Disagreeing, Ikola wrote:
“The inescapable fact is that Peloquin had Fleming Jr.’s exercise of the option on his desk on August 20, 2009, the exercise date. According to the majority, that was ineffective merely because it had been received the month before, rather than on that exact date. In my view, and in the view of every case I found addressing the premature exercise of an option, the exercise took effect on August 20, 2009.”
Ikola acknowledged that he could not point to any California case in which an option that was exercised prematurely was recognized as valid despite a proviso in the option agreement that it could only be exercised on a specific date.
“I found no California cases that address this issue,” he said, but added that “two out of state cases are helpful.”
He cited a New Jersey Superior Court Appellate Division case and a Missouri Court of Appeals decision.
Ikola also insisted:
“Peloquin forfeited any objection to the premature exercise. Peloquin had an affirmative duty to inform Fleming Jr. of any objection he had to the form of the exercise of the option. The evidence shows Peloquin was simply not picking up his business mail around that time. He thus failed his duty and forfeited his objection. The majority largely ignores this doctrine.”
The case is Fleming v. Peloquin, G052319.
Attorneys on the appeal were Randall S. Waier for Fleming and Grant G. Teeple, Gregory M. Garrison, Frederick M. Reich and Julia M. Williams of Teeple Hall, LLP, for Peloquin.
Peloquin’s Lawyer Comments
Teeple commented yesterday:
“We obviously agree with the result and the Majority opinion reflects our thinking very well.
“In addition to their analysis I’d also point out that those who develop real property for their living use ‘credit’ as one of the main tools to earn a profit. Allowing an early exercise would deprive a developer of the ability to get credit prior to the option exercise date.
“If Peloquin were required to treat an early tender of an option to convert the investment into debt as valid, then he is being deprived of his ability to get credit.
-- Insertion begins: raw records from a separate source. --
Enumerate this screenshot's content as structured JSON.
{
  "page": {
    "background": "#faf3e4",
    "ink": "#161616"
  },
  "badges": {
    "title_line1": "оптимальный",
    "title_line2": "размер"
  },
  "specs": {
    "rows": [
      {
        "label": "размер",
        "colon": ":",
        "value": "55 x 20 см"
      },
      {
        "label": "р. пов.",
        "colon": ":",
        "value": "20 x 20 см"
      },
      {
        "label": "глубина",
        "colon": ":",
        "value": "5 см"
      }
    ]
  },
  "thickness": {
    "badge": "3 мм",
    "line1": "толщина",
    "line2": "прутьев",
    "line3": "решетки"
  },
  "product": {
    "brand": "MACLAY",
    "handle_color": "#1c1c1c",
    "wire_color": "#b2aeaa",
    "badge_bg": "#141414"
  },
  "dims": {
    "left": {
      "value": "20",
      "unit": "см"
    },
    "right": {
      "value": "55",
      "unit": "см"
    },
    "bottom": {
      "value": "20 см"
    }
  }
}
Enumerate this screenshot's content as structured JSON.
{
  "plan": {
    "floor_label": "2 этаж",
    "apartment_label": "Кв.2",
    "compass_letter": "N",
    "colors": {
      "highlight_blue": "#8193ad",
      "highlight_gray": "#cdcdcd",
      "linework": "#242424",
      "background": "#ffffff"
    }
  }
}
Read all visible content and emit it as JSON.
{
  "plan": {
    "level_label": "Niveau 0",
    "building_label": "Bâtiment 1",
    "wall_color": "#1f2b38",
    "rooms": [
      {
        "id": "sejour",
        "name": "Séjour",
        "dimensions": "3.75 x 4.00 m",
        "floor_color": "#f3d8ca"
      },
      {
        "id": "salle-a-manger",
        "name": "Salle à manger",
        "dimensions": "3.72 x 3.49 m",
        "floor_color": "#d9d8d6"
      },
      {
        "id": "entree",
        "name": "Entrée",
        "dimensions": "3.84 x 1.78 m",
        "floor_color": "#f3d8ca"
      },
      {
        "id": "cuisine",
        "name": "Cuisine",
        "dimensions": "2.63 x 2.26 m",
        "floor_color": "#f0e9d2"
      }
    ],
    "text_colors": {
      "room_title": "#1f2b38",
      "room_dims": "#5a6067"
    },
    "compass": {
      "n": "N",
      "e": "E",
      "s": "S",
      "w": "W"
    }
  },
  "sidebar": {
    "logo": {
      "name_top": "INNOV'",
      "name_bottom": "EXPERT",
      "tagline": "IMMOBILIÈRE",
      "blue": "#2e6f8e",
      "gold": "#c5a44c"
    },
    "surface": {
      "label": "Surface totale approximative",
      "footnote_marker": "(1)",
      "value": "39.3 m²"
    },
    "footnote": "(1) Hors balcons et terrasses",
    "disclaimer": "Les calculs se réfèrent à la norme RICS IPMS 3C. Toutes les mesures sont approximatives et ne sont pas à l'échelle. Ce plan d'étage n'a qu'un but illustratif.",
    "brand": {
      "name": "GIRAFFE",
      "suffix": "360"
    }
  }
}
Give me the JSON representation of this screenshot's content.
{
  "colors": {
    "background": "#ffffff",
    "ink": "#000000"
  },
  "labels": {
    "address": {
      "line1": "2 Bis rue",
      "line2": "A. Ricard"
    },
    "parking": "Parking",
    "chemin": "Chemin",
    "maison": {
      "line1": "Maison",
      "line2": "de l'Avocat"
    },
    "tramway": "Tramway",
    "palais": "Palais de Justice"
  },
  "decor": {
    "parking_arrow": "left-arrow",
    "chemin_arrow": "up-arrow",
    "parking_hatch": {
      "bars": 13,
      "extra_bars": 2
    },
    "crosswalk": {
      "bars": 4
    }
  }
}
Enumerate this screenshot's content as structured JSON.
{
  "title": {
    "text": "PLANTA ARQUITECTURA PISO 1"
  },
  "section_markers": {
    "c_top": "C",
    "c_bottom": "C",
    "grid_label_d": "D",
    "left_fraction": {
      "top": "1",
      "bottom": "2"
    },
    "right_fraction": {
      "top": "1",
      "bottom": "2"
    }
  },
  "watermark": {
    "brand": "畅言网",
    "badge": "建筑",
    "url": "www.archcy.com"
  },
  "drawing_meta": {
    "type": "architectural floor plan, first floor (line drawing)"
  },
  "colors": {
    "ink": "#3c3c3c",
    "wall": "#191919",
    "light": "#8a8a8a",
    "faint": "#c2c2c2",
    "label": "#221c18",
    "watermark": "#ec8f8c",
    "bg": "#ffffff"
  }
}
Said differently, when a real property investor goes to get a loan, they must disclose all existing debt to the lenders. Peloquin bargained to ‘not’ have a loan prior to the option period for just this reason. The dissent misses the point that treating a premature exercise of debt as ‘valid’ creates a premature liability for someone like Peloquin. Thus, a bargained for option with a future exercise date becomes worthless if it can be exercised prematurely and exposes a party like Peloquin to great prejudice financially.”